Since its debut by the U.S. Green Building Council in 2000, LEED has rapidly become the rating standard by which green-building advocates measure commitment to the cause. As “going green” has evolved from a fringe lifestyle choice to a widespread initiative, even at work, the pressure has grown for building owners to at least consider LEED certification.
So landlords crunch numbers and evaluate operations to assess whether a LEED rating – from simple certification to silver, gold or platinum, the highest level – is worth the cost and effort.
For cash-squeezed commercial-property owners, never have those calculations been so important.
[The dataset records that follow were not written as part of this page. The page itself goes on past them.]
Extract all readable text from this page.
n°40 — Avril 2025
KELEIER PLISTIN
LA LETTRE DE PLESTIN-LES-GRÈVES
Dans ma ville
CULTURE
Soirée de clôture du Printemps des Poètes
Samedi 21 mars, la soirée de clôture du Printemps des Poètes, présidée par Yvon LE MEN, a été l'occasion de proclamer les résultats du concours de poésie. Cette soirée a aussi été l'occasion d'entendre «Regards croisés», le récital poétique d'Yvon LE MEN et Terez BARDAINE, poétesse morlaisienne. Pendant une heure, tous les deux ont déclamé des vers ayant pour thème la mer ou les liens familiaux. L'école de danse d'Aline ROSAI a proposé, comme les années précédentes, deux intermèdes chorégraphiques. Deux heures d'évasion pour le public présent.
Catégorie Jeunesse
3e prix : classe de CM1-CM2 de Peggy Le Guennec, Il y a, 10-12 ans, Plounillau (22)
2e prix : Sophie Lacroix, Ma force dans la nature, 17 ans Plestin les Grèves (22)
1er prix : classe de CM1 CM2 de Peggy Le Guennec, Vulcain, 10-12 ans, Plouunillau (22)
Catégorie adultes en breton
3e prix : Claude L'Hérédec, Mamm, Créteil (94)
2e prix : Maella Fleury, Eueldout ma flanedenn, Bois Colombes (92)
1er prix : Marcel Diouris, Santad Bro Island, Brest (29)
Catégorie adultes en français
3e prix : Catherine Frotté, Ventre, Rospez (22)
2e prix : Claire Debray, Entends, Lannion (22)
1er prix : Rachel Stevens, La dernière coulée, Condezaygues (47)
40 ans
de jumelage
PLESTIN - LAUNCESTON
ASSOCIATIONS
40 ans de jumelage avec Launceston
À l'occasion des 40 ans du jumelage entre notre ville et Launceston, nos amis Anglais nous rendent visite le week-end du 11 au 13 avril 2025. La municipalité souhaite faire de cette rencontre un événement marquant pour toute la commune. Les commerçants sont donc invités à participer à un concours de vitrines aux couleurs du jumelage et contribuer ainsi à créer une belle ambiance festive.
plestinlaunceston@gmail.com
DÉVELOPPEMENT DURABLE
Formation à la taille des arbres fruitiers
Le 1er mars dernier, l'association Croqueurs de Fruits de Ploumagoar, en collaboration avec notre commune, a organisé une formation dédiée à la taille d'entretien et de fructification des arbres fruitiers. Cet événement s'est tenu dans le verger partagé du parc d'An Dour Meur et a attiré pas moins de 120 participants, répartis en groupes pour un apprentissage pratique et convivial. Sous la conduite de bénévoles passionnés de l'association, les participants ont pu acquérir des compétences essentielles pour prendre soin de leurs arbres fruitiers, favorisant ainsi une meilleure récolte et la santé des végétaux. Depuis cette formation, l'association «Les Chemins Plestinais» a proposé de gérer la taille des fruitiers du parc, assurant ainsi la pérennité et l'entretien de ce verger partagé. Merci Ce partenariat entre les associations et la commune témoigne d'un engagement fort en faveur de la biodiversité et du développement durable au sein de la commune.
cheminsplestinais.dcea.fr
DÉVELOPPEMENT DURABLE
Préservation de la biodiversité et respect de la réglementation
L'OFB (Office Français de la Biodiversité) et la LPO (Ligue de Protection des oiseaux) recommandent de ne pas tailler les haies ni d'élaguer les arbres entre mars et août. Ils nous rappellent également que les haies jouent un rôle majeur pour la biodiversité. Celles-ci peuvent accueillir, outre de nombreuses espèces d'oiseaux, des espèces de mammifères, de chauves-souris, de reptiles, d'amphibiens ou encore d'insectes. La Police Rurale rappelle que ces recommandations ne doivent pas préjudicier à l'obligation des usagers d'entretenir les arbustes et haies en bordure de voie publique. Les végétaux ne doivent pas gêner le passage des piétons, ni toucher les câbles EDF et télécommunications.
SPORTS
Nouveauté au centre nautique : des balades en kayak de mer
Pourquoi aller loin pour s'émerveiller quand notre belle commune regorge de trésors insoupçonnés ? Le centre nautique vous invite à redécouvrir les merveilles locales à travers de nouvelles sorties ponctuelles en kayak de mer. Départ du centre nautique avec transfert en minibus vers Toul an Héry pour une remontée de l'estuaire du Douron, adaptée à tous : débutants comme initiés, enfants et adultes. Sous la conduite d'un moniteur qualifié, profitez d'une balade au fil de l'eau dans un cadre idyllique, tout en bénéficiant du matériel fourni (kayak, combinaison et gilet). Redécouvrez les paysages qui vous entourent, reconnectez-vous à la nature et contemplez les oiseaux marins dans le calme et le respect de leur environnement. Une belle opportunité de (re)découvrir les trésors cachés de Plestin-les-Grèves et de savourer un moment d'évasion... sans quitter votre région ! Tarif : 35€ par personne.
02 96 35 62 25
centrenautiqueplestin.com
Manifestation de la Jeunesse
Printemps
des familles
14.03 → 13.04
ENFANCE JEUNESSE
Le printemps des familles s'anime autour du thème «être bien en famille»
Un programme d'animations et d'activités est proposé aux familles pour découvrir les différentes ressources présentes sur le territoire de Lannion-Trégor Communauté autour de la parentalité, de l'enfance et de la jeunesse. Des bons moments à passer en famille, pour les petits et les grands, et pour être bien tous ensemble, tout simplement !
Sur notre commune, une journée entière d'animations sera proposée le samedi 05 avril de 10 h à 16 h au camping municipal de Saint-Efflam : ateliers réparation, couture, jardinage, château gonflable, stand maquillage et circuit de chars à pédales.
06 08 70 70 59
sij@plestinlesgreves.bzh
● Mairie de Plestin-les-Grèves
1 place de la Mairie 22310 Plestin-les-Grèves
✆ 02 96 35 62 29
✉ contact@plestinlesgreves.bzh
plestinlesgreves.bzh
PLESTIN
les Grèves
With the recession, landlords are struggling to retain tenants and make mortgage payments as demand for office space – and, consequently, rental income – has dropped.
Then again, green-building advocates contend the time is fast approaching when not having a LEED-certified building could hamper a landlord’s efforts to attract tenants.
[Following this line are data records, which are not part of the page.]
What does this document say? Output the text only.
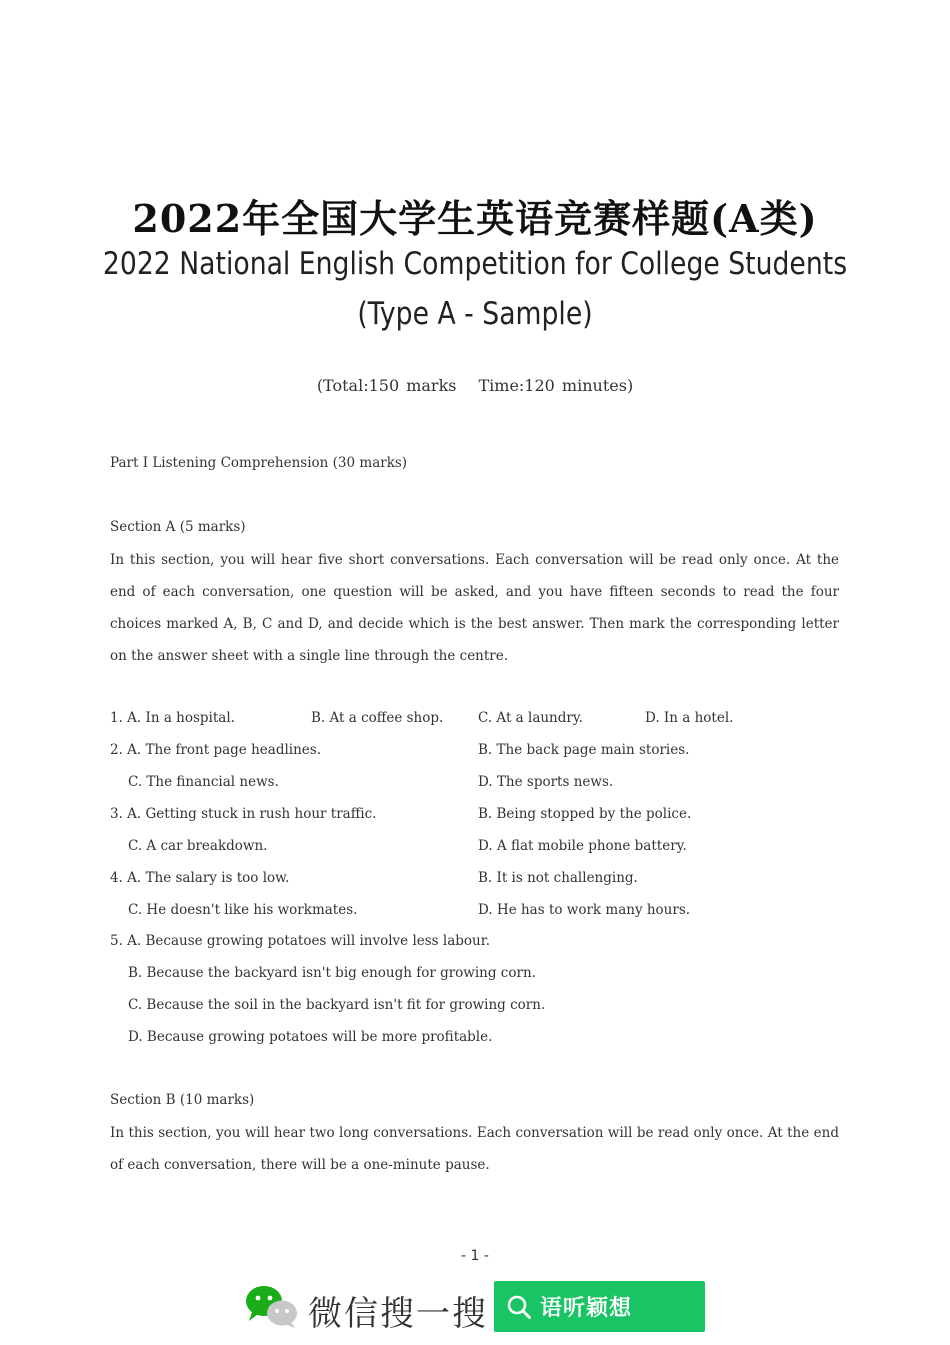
2022年全国大学生英语竞赛样题(A类)
2022 National English Competition for College Students
(Type A - Sample)
(Total:150 marks Time:120 minutes)
Part I Listening Comprehension (30 marks)
Section A (5 marks)
In this section, you will hear five short conversations. Each conversation will be read only once. At the end of each conversation, one question will be asked, and you have fifteen seconds to read the four choices marked A, B, C and D, and decide which is the best answer. Then mark the corresponding letter on the answer sheet with a single line through the centre.
1. A. In a hospital.	B. At a coffee shop.	C. At a laundry.	D. In a hotel.
2. A. The front page headlines.	B. The back page main stories.
C. The financial news.	D. The sports news.
3. A. Getting stuck in rush hour traffic.	B. Being stopped by the police.
C. A car breakdown.	D. A flat mobile phone battery.
4. A. The salary is too low.	B. It is not challenging.
C. He doesn't like his workmates.	D. He has to work many hours.
5. A. Because growing potatoes will involve less labour.
B. Because the backyard isn't big enough for growing corn.
C. Because the soil in the backyard isn't fit for growing corn.
D. Because growing potatoes will be more profitable.
Section B (10 marks)
In this section, you will hear two long conversations. Each conversation will be read only once. At the end of each conversation, there will be a one-minute pause.
- 1 -
微信搜一搜 语听颖想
In the last few years, employers have reported a growing number of job applicants asking about workplace-sustainability efforts.
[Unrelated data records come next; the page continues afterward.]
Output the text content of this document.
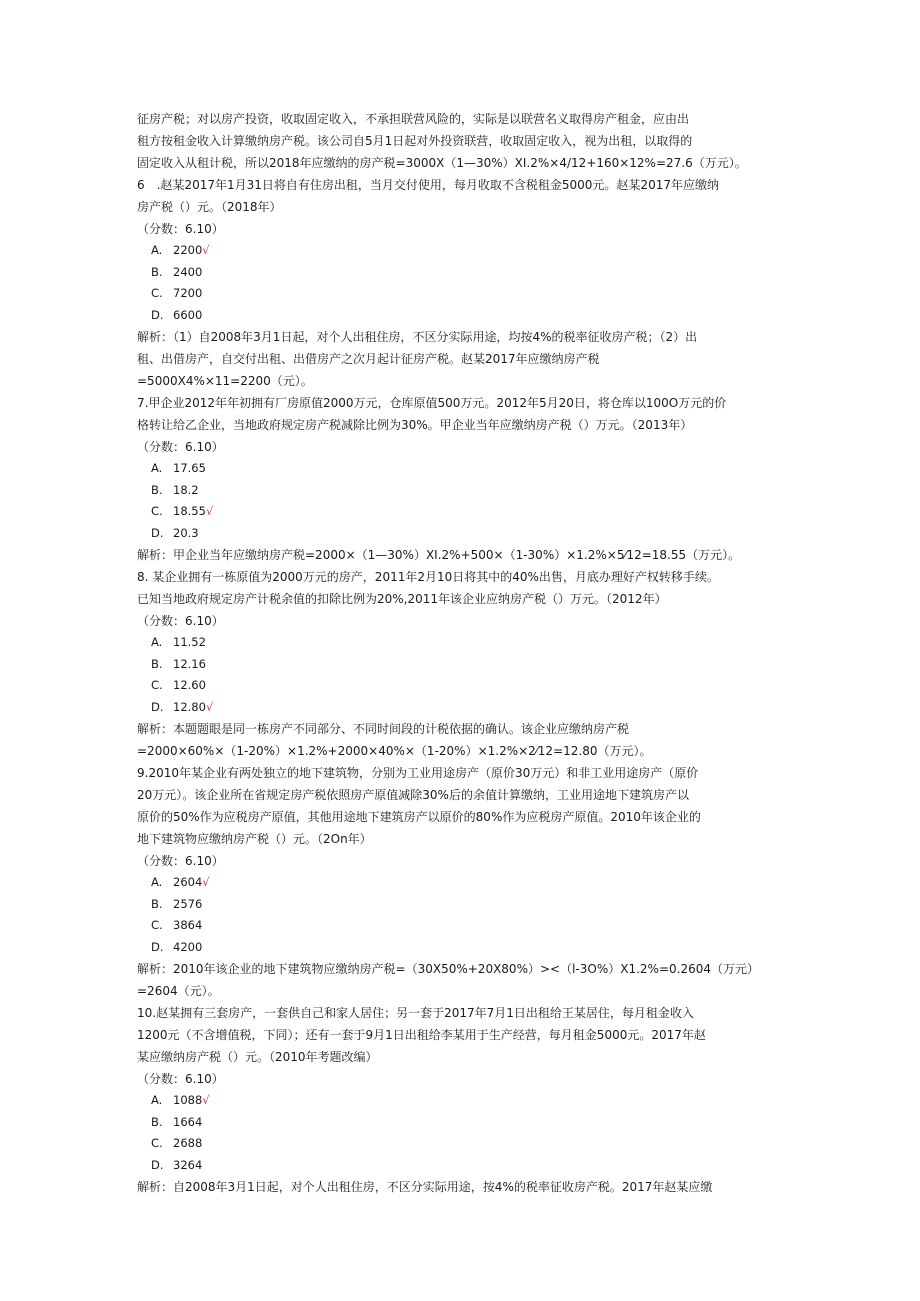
征房产税；对以房产投资，收取固定收入，不承担联营风险的，实际是以联营名义取得房产租金，应由出

租方按租金收入计算缴纳房产税。该公司自5月1日起对外投资联营，收取固定收入，视为出租，以取得的

固定收入从租计税，所以2018年应缴纳的房产税=3000X（1—30%）XI.2%×4/12+160×12%=27.6（万元）。

6　.赵某2017年1月31日将自有住房出租，当月交付使用，每月收取不含税租金5000元。赵某2017年应缴纳

房产税（）元。（2018年）

（分数：6.10）

A. 2200 √
B. 2400
C. 7200
D. 6600

解析：（1）自2008年3月1日起，对个人出租住房，不区分实际用途，均按4%的税率征收房产税；（2）出

租、出借房产，自交付出租、出借房产之次月起计征房产税。赵某2017年应缴纳房产税

=5000X4%×11=2200（元）。

7.甲企业2012年年初拥有厂房原值2000万元，仓库原值500万元。2012年5月20日，将仓库以100O万元的价

格转让给乙企业，当地政府规定房产税减除比例为30%。甲企业当年应缴纳房产税（）万元。（2013年）

（分数：6.10）

A. 17.65
B. 18.2
C. 18.55 √
D. 20.3

解析：甲企业当年应缴纳房产税=2000×（1—30%）XI.2%+500×（1-30%）×1.2%×5⁄12=18.55（万元）。

8. 某企业拥有一栋原值为2000万元的房产，2011年2月10日将其中的40%出售，月底办理好产权转移手续。

已知当地政府规定房产计税余值的扣除比例为20%,2011年该企业应纳房产税（）万元。（2012年）

（分数：6.10）

A. 11.52
B. 12.16
C. 12.60
D. 12.80 √

解析：本题题眼是同一栋房产不同部分、不同时间段的计税依据的确认。该企业应缴纳房产税

=2000×60%×（1-20%）×1.2%+2000×40%×（1-20%）×1.2%×2⁄12=12.80（万元）。

9.2010年某企业有两处独立的地下建筑物，分别为工业用途房产（原价30万元）和非工业用途房产（原价

20万元）。该企业所在省规定房产税依照房产原值减除30%后的余值计算缴纳，工业用途地下建筑房产以

原价的50%作为应税房产原值，其他用途地下建筑房产以原价的80%作为应税房产原值。2010年该企业的

地下建筑物应缴纳房产税（）元。（2On年）

（分数：6.10）

A. 2604 √
B. 2576
C. 3864
D. 4200

解析：2010年该企业的地下建筑物应缴纳房产税=（30X50%+20X80%）><（l-3O%）X1.2%=0.2604（万元）

=2604（元）。

10.赵某拥有三套房产，一套供自己和家人居住；另一套于2017年7月1日出租给王某居住，每月租金收入

1200元（不含增值税，下同）；还有一套于9月1日出租给李某用于生产经营，每月租金5000元。2017年赵

某应缴纳房产税（）元。（2010年考题改编）

（分数：6.10）

A. 1088 √
B. 1664
C. 2688
D. 3264

解析：自2008年3月1日起，对个人出租住房，不区分实际用途，按4%的税率征收房产税。2017年赵某应缴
“There’s a PR side to this,” said Missy Quinn, director of client solutions for Cushman & Wakefield of Pennsylvania Inc., a real estate services company.
As of last week, Pennsylvania had 216 LEED-certified buildings; New Jersey, 83. Nationwide, talk still far outpaces actual action where LEED is concerned.
“We’re at a fraction of a percent of the built environment,” said Scot Horst, the Green Building Council’s senior vice president, LEED.
The total U.S. LEED building inventory is 4,825, with the Merchandise Mart in Chicago and the Getty Center in Los Angeles among the higher-profile examples. In New York, the Empire State Building boasts one LEED-certified floor (based on its commercial interiors) and is now pursuing structure-wide LEED status.